PPC’s recent decision to offer an additional discount of 6 percent to clients who are prepared to prepay a year’s worth of consumption – determined by consumption over the previous twelve months – promises to provide the utility with borrowed liquidity from customers at a time when banks have shut off credit supply to the market.
PPC’s tactics are also focusing on stopping reliable clients who have remained punctual with their electricity bill payments and belong to higher income brackets from transferring to rival electricity suppliers. This is especially true for the mid-voltage category, where competition between rival suppliers is intense.

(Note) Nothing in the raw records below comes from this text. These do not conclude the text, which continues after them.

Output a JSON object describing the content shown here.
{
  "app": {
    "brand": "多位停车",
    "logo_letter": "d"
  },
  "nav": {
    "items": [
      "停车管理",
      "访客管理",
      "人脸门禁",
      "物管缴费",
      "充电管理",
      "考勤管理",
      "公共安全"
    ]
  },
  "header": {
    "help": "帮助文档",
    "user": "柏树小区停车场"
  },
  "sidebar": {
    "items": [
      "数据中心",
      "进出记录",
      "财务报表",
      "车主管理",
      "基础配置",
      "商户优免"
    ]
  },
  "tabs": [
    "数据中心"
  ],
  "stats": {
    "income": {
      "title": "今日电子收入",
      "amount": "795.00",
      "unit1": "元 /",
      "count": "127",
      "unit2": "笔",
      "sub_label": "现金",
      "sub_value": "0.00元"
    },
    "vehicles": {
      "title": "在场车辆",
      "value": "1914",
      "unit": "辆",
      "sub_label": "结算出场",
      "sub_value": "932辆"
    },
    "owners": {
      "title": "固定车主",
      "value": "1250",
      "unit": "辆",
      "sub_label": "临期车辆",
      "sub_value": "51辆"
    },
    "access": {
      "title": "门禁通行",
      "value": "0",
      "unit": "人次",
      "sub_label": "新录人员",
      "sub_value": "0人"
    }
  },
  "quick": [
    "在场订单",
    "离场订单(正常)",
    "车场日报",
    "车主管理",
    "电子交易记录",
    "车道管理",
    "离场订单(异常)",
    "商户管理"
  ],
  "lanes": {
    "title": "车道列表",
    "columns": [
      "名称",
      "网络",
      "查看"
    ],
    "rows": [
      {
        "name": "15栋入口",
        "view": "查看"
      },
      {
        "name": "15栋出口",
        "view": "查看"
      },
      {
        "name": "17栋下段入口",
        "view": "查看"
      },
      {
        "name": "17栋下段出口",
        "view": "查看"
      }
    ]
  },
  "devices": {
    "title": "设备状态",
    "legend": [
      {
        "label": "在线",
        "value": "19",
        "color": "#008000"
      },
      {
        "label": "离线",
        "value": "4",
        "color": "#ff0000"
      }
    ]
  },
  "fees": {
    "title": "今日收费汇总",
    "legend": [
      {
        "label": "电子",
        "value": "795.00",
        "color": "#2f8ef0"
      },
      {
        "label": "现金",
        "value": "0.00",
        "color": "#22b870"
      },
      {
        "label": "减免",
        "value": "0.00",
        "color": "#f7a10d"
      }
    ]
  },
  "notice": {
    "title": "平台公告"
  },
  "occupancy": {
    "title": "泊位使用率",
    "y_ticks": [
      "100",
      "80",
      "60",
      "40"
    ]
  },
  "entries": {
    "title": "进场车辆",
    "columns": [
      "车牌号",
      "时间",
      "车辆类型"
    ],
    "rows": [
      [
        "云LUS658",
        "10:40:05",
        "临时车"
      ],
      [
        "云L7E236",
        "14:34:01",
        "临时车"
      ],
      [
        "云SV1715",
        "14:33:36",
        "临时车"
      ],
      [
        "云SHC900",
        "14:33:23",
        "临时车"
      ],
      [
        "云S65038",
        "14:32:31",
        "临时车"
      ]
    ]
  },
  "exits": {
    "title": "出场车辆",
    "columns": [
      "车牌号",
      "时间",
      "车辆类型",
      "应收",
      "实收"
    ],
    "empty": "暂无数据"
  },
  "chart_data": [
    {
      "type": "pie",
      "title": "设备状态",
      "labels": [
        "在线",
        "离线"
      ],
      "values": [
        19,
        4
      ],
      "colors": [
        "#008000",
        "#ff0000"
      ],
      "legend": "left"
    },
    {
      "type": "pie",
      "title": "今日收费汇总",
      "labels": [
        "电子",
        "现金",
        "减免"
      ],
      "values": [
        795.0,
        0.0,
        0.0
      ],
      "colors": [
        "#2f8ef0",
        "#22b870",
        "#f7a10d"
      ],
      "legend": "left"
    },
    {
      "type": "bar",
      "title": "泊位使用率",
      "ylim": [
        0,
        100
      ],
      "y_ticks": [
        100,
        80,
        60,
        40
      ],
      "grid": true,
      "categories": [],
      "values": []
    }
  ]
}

“There is no doubt that this move [6 percent discount] will, to a certain degree, restrict consumer mobility in the retail electricity market, as was also the case with PPC’s preceding 15 percent discount offer for punctual clients,” one market official commented, reflecting the overall view of independent electricity suppliers seeking to gain ground in the market.
Despite the obstacles and concerns, independent suppliers believe market forces will ultimately produce the desired results.

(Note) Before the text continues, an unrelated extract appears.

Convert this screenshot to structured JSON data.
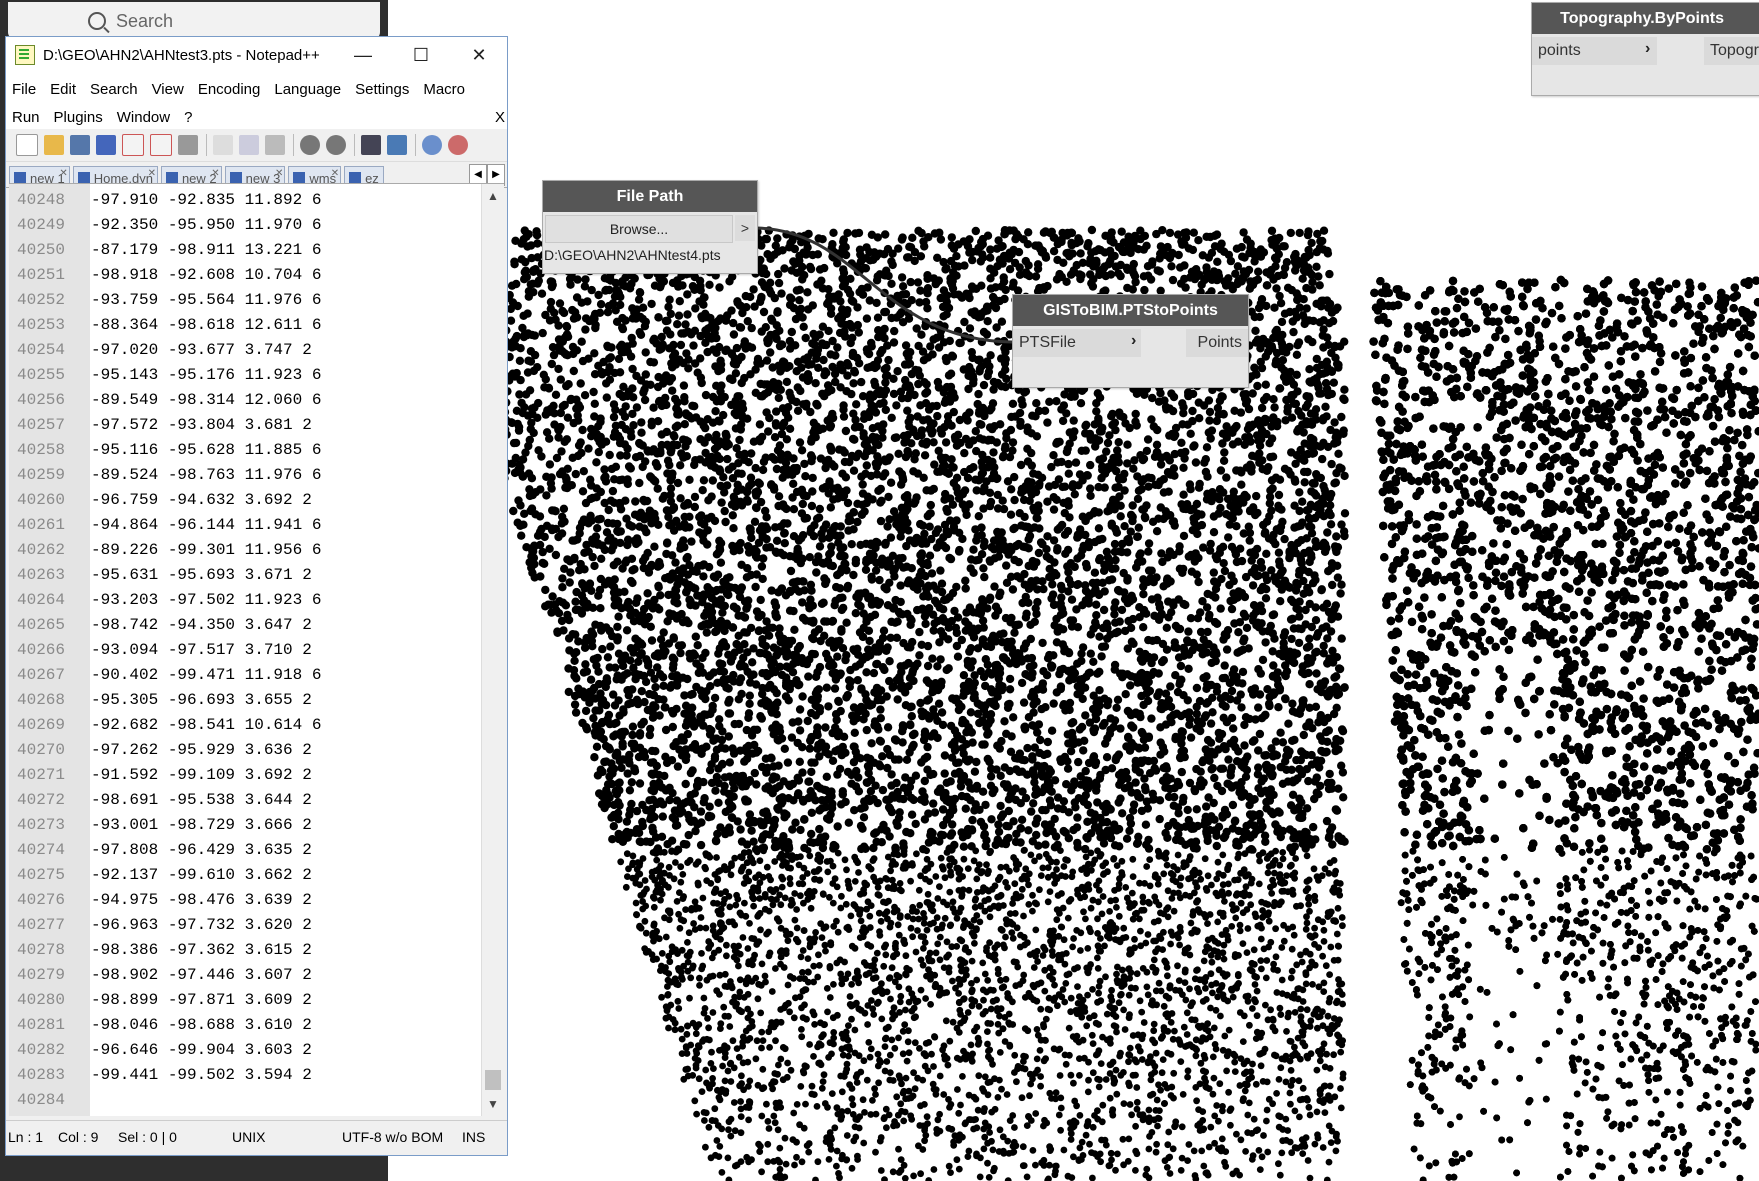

The situation is paradoxical as PPC is currently seeking to hold on to clients at a time when bailout terms require the utility to significantly reduce its dominant market share to less than 50 percent by the end of 2020. The utility’s effort to establish and sell supply subsidiaries appears to be a strategic decision that may serve as a defense against this market contraction requirement.
PPC needs time to establish and sell subsidiaries. No results are expected before the end of this year. The utility has yet to appoint a consultant for the effort. Until it its ready, PPC does not want to lose its punctual clients and be left with customers stranded by debt.
“Through its additional 6 percent discount offer, PPC is essentially paying to keep customers,” a market authority told energypress, while also reminding that the annual cost of the utility’s preceding 15 percent discount amounts to roughly 330 million euros. “But PPC must let go of customers if it is to avoid needing to sell production units,” the official added.